Graduation Semester and Year

Spring 2026

Language

English

Document Type

DNP Project

Degree Name

Doctor of Nursing Practice

Department

Nursing

First Advisor

Kim Siniscalchi

Abstract

Inpatient nursing documentation for stroke care is essential for meeting quality metrics, maintaining continuity, and supporting timely decisions. Gaps can lead to inconsistent care, metric failures, and reduced staff confidence. This quality improvement initiative aimed to improve metric compliance, documentation consistency, and nursing knowledge and satisfaction. A three-part intervention included targeted education, a standardized documentation verification form, and ongoing feedback from stroke champions. Outcomes measured were metric compliance, knowledge (pre/posttests), documentation completeness (Venous Thromboembolism (VTE), education, Modified Rankin Scale), and staff satisfaction.

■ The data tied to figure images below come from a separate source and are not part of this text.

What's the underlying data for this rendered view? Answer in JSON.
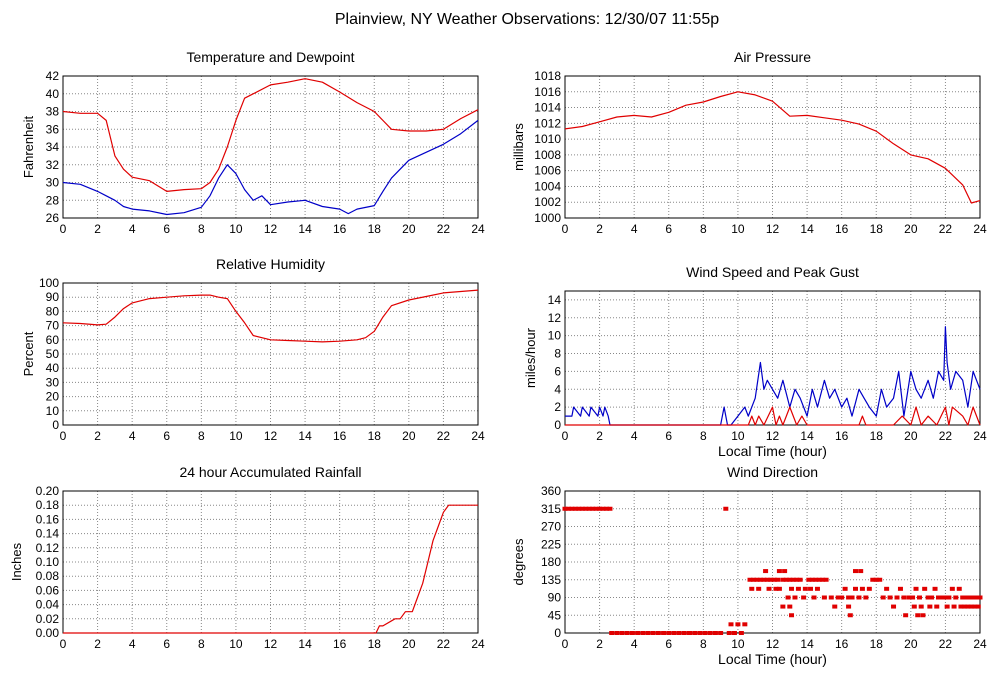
{
  "page": {
    "title": "Plainview, NY Weather Observations: 12/30/07 11:55p"
  },
  "colors": {
    "red": "#e00000",
    "blue": "#0000c8",
    "grid": "#888888"
  },
  "chart_data": [
    {
      "type": "line",
      "title": "Temperature and Dewpoint",
      "xlabel": "",
      "ylabel": "Fahrenheit",
      "xlim": [
        0,
        24
      ],
      "ylim": [
        26,
        42
      ],
      "xticks": [
        0,
        2,
        4,
        6,
        8,
        10,
        12,
        14,
        16,
        18,
        20,
        22,
        24
      ],
      "yticks": [
        26,
        28,
        30,
        32,
        34,
        36,
        38,
        40,
        42
      ],
      "grid": true,
      "series": [
        {
          "color": "#e00000",
          "x": [
            0,
            1,
            2,
            2.5,
            3,
            3.5,
            4,
            5,
            6,
            7,
            8,
            8.5,
            9,
            9.5,
            10,
            10.5,
            11,
            12,
            13,
            14,
            15,
            16,
            17,
            18,
            19,
            20,
            21,
            22,
            23,
            24
          ],
          "y": [
            38,
            37.8,
            37.8,
            37,
            33,
            31.5,
            30.6,
            30.2,
            29,
            29.2,
            29.3,
            30,
            31.5,
            34,
            37,
            39.5,
            40,
            41,
            41.3,
            41.7,
            41.3,
            40.2,
            39,
            38,
            36,
            35.8,
            35.8,
            36,
            37.2,
            38.2
          ]
        },
        {
          "color": "#0000c8",
          "x": [
            0,
            1,
            2,
            2.5,
            3,
            3.5,
            4,
            5,
            6,
            7,
            8,
            8.5,
            9,
            9.5,
            10,
            10.5,
            11,
            11.5,
            12,
            13,
            14,
            15,
            16,
            16.5,
            17,
            18,
            18.5,
            19,
            20,
            21,
            22,
            23,
            24
          ],
          "y": [
            30,
            29.8,
            29,
            28.5,
            28,
            27.3,
            27,
            26.8,
            26.4,
            26.6,
            27.2,
            28.5,
            30.5,
            32,
            31,
            29.2,
            28,
            28.5,
            27.5,
            27.8,
            28,
            27.3,
            27,
            26.5,
            27,
            27.4,
            29,
            30.5,
            32.5,
            33.4,
            34.3,
            35.5,
            37
          ]
        }
      ]
    },
    {
      "type": "line",
      "title": "Air Pressure",
      "xlabel": "",
      "ylabel": "millibars",
      "xlim": [
        0,
        24
      ],
      "ylim": [
        1000,
        1018
      ],
      "xticks": [
        0,
        2,
        4,
        6,
        8,
        10,
        12,
        14,
        16,
        18,
        20,
        22,
        24
      ],
      "yticks": [
        1000,
        1002,
        1004,
        1006,
        1008,
        1010,
        1012,
        1014,
        1016,
        1018
      ],
      "grid": true,
      "series": [
        {
          "color": "#e00000",
          "x": [
            0,
            1,
            2,
            3,
            4,
            5,
            6,
            7,
            8,
            9,
            10,
            11,
            12,
            13,
            14,
            15,
            16,
            17,
            18,
            19,
            20,
            21,
            22,
            23,
            23.5,
            24
          ],
          "y": [
            1011.3,
            1011.6,
            1012.2,
            1012.8,
            1013,
            1012.8,
            1013.4,
            1014.3,
            1014.7,
            1015.4,
            1016,
            1015.6,
            1014.8,
            1012.9,
            1013,
            1012.7,
            1012.4,
            1011.9,
            1011,
            1009.4,
            1008,
            1007.5,
            1006.3,
            1004.2,
            1001.9,
            1002.2
          ]
        }
      ]
    },
    {
      "type": "line",
      "title": "Relative Humidity",
      "xlabel": "",
      "ylabel": "Percent",
      "xlim": [
        0,
        24
      ],
      "ylim": [
        0,
        100
      ],
      "xticks": [
        0,
        2,
        4,
        6,
        8,
        10,
        12,
        14,
        16,
        18,
        20,
        22,
        24
      ],
      "yticks": [
        0,
        10,
        20,
        30,
        40,
        50,
        60,
        70,
        80,
        90,
        100
      ],
      "grid": true,
      "series": [
        {
          "color": "#e00000",
          "x": [
            0,
            1,
            2,
            2.5,
            3,
            3.5,
            4,
            5,
            6,
            7,
            8,
            8.5,
            9,
            9.5,
            10,
            10.5,
            11,
            12,
            13,
            14,
            15,
            16,
            17,
            17.5,
            18,
            18.5,
            19,
            20,
            21,
            22,
            23,
            24
          ],
          "y": [
            72,
            71.5,
            70.5,
            71,
            76,
            82,
            86,
            89,
            90,
            91,
            91.5,
            91.5,
            90,
            89,
            80,
            72,
            63,
            60,
            59.5,
            59,
            58.5,
            59,
            60,
            61.5,
            66,
            76,
            84,
            88,
            90.5,
            93,
            94,
            95
          ]
        }
      ]
    },
    {
      "type": "line",
      "title": "Wind Speed and Peak Gust",
      "xlabel": "Local Time (hour)",
      "ylabel": "miles/hour",
      "xlim": [
        0,
        24
      ],
      "ylim": [
        0,
        15
      ],
      "xticks": [
        0,
        2,
        4,
        6,
        8,
        10,
        12,
        14,
        16,
        18,
        20,
        22,
        24
      ],
      "yticks": [
        0,
        2,
        4,
        6,
        8,
        10,
        12,
        14
      ],
      "grid": true,
      "series": [
        {
          "color": "#0000c8",
          "x": [
            0,
            0.4,
            0.5,
            0.9,
            1,
            1.4,
            1.5,
            1.9,
            2,
            2.2,
            2.3,
            2.5,
            2.6,
            9,
            9.2,
            9.4,
            9.6,
            10,
            10.4,
            10.6,
            11,
            11.3,
            11.5,
            11.7,
            12,
            12.3,
            12.6,
            13,
            13.3,
            13.6,
            14,
            14.3,
            14.6,
            15,
            15.3,
            15.6,
            16,
            16.3,
            16.6,
            17,
            17.3,
            17.6,
            18,
            18.3,
            18.6,
            19,
            19.3,
            19.6,
            20,
            20.3,
            20.6,
            21,
            21.3,
            21.6,
            21.9,
            22,
            22.1,
            22.3,
            22.6,
            23,
            23.3,
            23.6,
            24
          ],
          "y": [
            1,
            1,
            2,
            1,
            2,
            1,
            2,
            1,
            2,
            1,
            2,
            1,
            0,
            0,
            2,
            0,
            0,
            1,
            2,
            1,
            3,
            7,
            4,
            5,
            4,
            3,
            5,
            2,
            4,
            3,
            1,
            4,
            2,
            5,
            3,
            4,
            2,
            3,
            1,
            4,
            3,
            2,
            1,
            4,
            2,
            3,
            6,
            1,
            6,
            4,
            3,
            5,
            3,
            6,
            5,
            11,
            7,
            4,
            6,
            5,
            2,
            6,
            4
          ]
        },
        {
          "color": "#e00000",
          "x": [
            0,
            10.6,
            10.8,
            11,
            11.2,
            11.5,
            12,
            12.2,
            12.4,
            12.6,
            13,
            13.4,
            13.7,
            14,
            17,
            17.2,
            17.4,
            19,
            19.5,
            20,
            20.3,
            20.6,
            21,
            21.5,
            22,
            22.2,
            22.4,
            23,
            23.3,
            23.6,
            24
          ],
          "y": [
            0,
            0,
            1,
            0,
            1,
            0,
            2,
            0,
            1,
            0,
            2,
            0,
            1,
            0,
            0,
            1,
            0,
            0,
            1,
            0,
            2,
            0,
            1,
            0,
            2,
            0,
            2,
            1,
            0,
            2,
            0
          ]
        }
      ]
    },
    {
      "type": "line",
      "title": "24 hour Accumulated Rainfall",
      "xlabel": "",
      "ylabel": "Inches",
      "xlim": [
        0,
        24
      ],
      "ylim": [
        0,
        0.2
      ],
      "xticks": [
        0,
        2,
        4,
        6,
        8,
        10,
        12,
        14,
        16,
        18,
        20,
        22,
        24
      ],
      "yticks": [
        0.0,
        0.02,
        0.04,
        0.06,
        0.08,
        0.1,
        0.12,
        0.14,
        0.16,
        0.18,
        0.2
      ],
      "ytick_labels": [
        "0.00",
        "0.02",
        "0.04",
        "0.06",
        "0.08",
        "0.10",
        "0.12",
        "0.14",
        "0.16",
        "0.18",
        "0.20"
      ],
      "grid": true,
      "series": [
        {
          "color": "#e00000",
          "x": [
            0,
            18.1,
            18.3,
            18.5,
            19.2,
            19.5,
            19.8,
            20.2,
            20.5,
            20.8,
            21.1,
            21.4,
            21.7,
            22,
            22.3,
            24
          ],
          "y": [
            0,
            0,
            0.01,
            0.01,
            0.02,
            0.02,
            0.03,
            0.03,
            0.05,
            0.07,
            0.1,
            0.13,
            0.15,
            0.17,
            0.18,
            0.18
          ]
        }
      ]
    },
    {
      "type": "scatter",
      "title": "Wind Direction",
      "xlabel": "Local Time (hour)",
      "ylabel": "degrees",
      "xlim": [
        0,
        24
      ],
      "ylim": [
        0,
        360
      ],
      "xticks": [
        0,
        2,
        4,
        6,
        8,
        10,
        12,
        14,
        16,
        18,
        20,
        22,
        24
      ],
      "yticks": [
        0,
        45,
        90,
        135,
        180,
        225,
        270,
        315,
        360
      ],
      "grid": true,
      "series": [
        {
          "color": "#e00000",
          "x": [
            0,
            0.2,
            0.4,
            0.6,
            0.8,
            1,
            1.2,
            1.4,
            1.6,
            1.8,
            2,
            2.2,
            2.4,
            2.6,
            9.3,
            2.7,
            3,
            3.3,
            3.6,
            3.9,
            4.2,
            4.5,
            4.8,
            5.1,
            5.4,
            5.7,
            6,
            6.3,
            6.6,
            6.9,
            7.2,
            7.5,
            7.8,
            8.1,
            8.4,
            8.7,
            9,
            9.5,
            9.8,
            10.2,
            9.6,
            10,
            10.4,
            10.7,
            10.9,
            11.1,
            11.3,
            11.5,
            11.7,
            11.9,
            12.1,
            12.3,
            12.6,
            12.8,
            13,
            13.2,
            13.4,
            13.6,
            14.1,
            14.3,
            14.5,
            14.7,
            14.9,
            15.1,
            17.8,
            18,
            18.2,
            10.8,
            11.2,
            11.8,
            12.2,
            12.4,
            13.1,
            13.5,
            13.9,
            14.2,
            14.6,
            16.2,
            16.8,
            17.2,
            17.6,
            18.6,
            19.4,
            20.3,
            20.8,
            21.4,
            22.4,
            22.8,
            12.9,
            13.3,
            13.8,
            14.4,
            15,
            15.4,
            15.8,
            16,
            16.4,
            16.6,
            17,
            17.4,
            18.4,
            18.8,
            19.2,
            19.6,
            19.9,
            20.1,
            20.5,
            21,
            21.2,
            21.6,
            21.8,
            22,
            22.2,
            22.6,
            23,
            23.2,
            23.4,
            23.6,
            23.8,
            24,
            12.6,
            13,
            15.6,
            16.4,
            19,
            20.2,
            20.6,
            21.1,
            21.5,
            22.1,
            22.5,
            22.9,
            23.1,
            23.3,
            23.5,
            23.7,
            23.9,
            13.1,
            16.5,
            19.7,
            20.4,
            20.7,
            11.6,
            12.4,
            12.7,
            16.8,
            17.1
          ],
          "y": [
            315,
            315,
            315,
            315,
            315,
            315,
            315,
            315,
            315,
            315,
            315,
            315,
            315,
            315,
            315,
            0,
            0,
            0,
            0,
            0,
            0,
            0,
            0,
            0,
            0,
            0,
            0,
            0,
            0,
            0,
            0,
            0,
            0,
            0,
            0,
            0,
            0,
            0,
            0,
            0,
            22,
            22,
            22,
            135,
            135,
            135,
            135,
            135,
            135,
            135,
            135,
            135,
            135,
            135,
            135,
            135,
            135,
            135,
            135,
            135,
            135,
            135,
            135,
            135,
            135,
            135,
            135,
            112,
            112,
            112,
            112,
            112,
            112,
            112,
            112,
            112,
            112,
            112,
            112,
            112,
            112,
            112,
            112,
            112,
            112,
            112,
            112,
            112,
            90,
            90,
            90,
            90,
            90,
            90,
            90,
            90,
            90,
            90,
            90,
            90,
            90,
            90,
            90,
            90,
            90,
            90,
            90,
            90,
            90,
            90,
            90,
            90,
            90,
            90,
            90,
            90,
            90,
            90,
            90,
            90,
            67,
            67,
            67,
            67,
            67,
            67,
            67,
            67,
            67,
            67,
            67,
            67,
            67,
            67,
            67,
            67,
            67,
            45,
            45,
            45,
            45,
            45,
            157,
            157,
            157,
            157,
            157
          ]
        }
      ]
    }
  ]
}
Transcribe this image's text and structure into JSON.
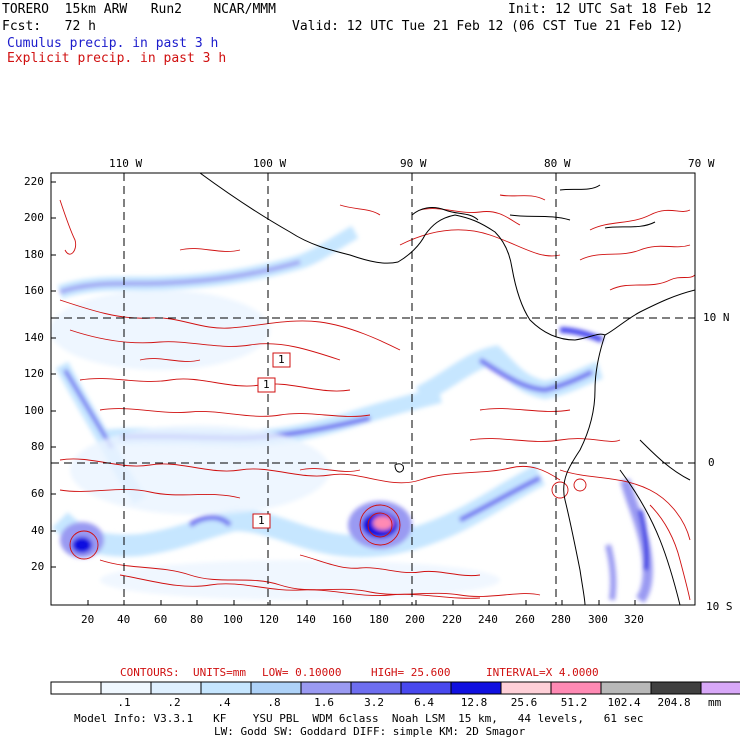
{
  "header": {
    "model_line": "TORERO  15km ARW   Run2    NCAR/MMM",
    "fcst_line": "Fcst:   72 h",
    "init_line": "Init: 12 UTC Sat 18 Feb 12",
    "valid_line": "Valid: 12 UTC Tue 21 Feb 12 (06 CST Tue 21 Feb 12)",
    "cumulus_label": "Cumulus precip. in past 3 h",
    "explicit_label": "Explicit precip. in past 3 h"
  },
  "colors": {
    "cumulus": "#1c1ccc",
    "explicit": "#d01010",
    "coast": "#000000"
  },
  "map": {
    "lon_top_labels": [
      "110 W",
      "100 W",
      "90 W",
      "80 W",
      "70 W"
    ],
    "lat_right_labels": [
      "10 N",
      "0",
      "10 S"
    ],
    "y_grid_labels": [
      "220",
      "200",
      "180",
      "160",
      "140",
      "120",
      "100",
      "80",
      "60",
      "40",
      "20"
    ],
    "x_grid_labels": [
      "20",
      "40",
      "60",
      "80",
      "100",
      "120",
      "140",
      "160",
      "180",
      "200",
      "220",
      "240",
      "260",
      "280",
      "300",
      "320"
    ],
    "box_labels": [
      "1",
      "1",
      "1"
    ]
  },
  "contours_info": {
    "prefix": "CONTOURS:",
    "units": "UNITS=mm",
    "low": "LOW= 0.10000",
    "high": "HIGH= 25.600",
    "interval": "INTERVAL=X 4.0000"
  },
  "colorbar": {
    "colors": [
      "#ffffff",
      "#f0f8ff",
      "#dff0ff",
      "#c6e6ff",
      "#aed2f8",
      "#9a9af2",
      "#6e6ef0",
      "#4848ee",
      "#1010e0",
      "#ffd0d8",
      "#ff8ab4",
      "#b8b8b8",
      "#404040",
      "#d8a8f8"
    ],
    "ticks": [
      ".1",
      ".2",
      ".4",
      ".8",
      "1.6",
      "3.2",
      "6.4",
      "12.8",
      "25.6",
      "51.2",
      "102.4",
      "204.8"
    ],
    "unit": "mm"
  },
  "footer": {
    "line1": "Model Info: V3.3.1   KF    YSU PBL  WDM 6class  Noah LSM  15 km,   44 levels,   61 sec",
    "line2": "LW: Godd SW: Goddard DIFF: simple KM: 2D Smagor"
  }
}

Results showed significant improvement in nursing knowledge (p < .005), reduced metric fallouts, and better documentation across all indicators. Staff satisfaction increased by about 20%. Overall, combining education, standardized tools, and continuous feedback improved documentation practices, enhanced compliance with stroke metrics, and increased nursing knowledge and satisfaction, supporting better care processes and patient outcomes.

Keywords

Stroke, Quality improvement, Inpatient stroke documentation

Disciplines

Life Sciences | Medicine and Health Sciences

License

Creative Commons Attribution 4.0 International License
This work is licensed under a Creative Commons Attribution 4.0 International License.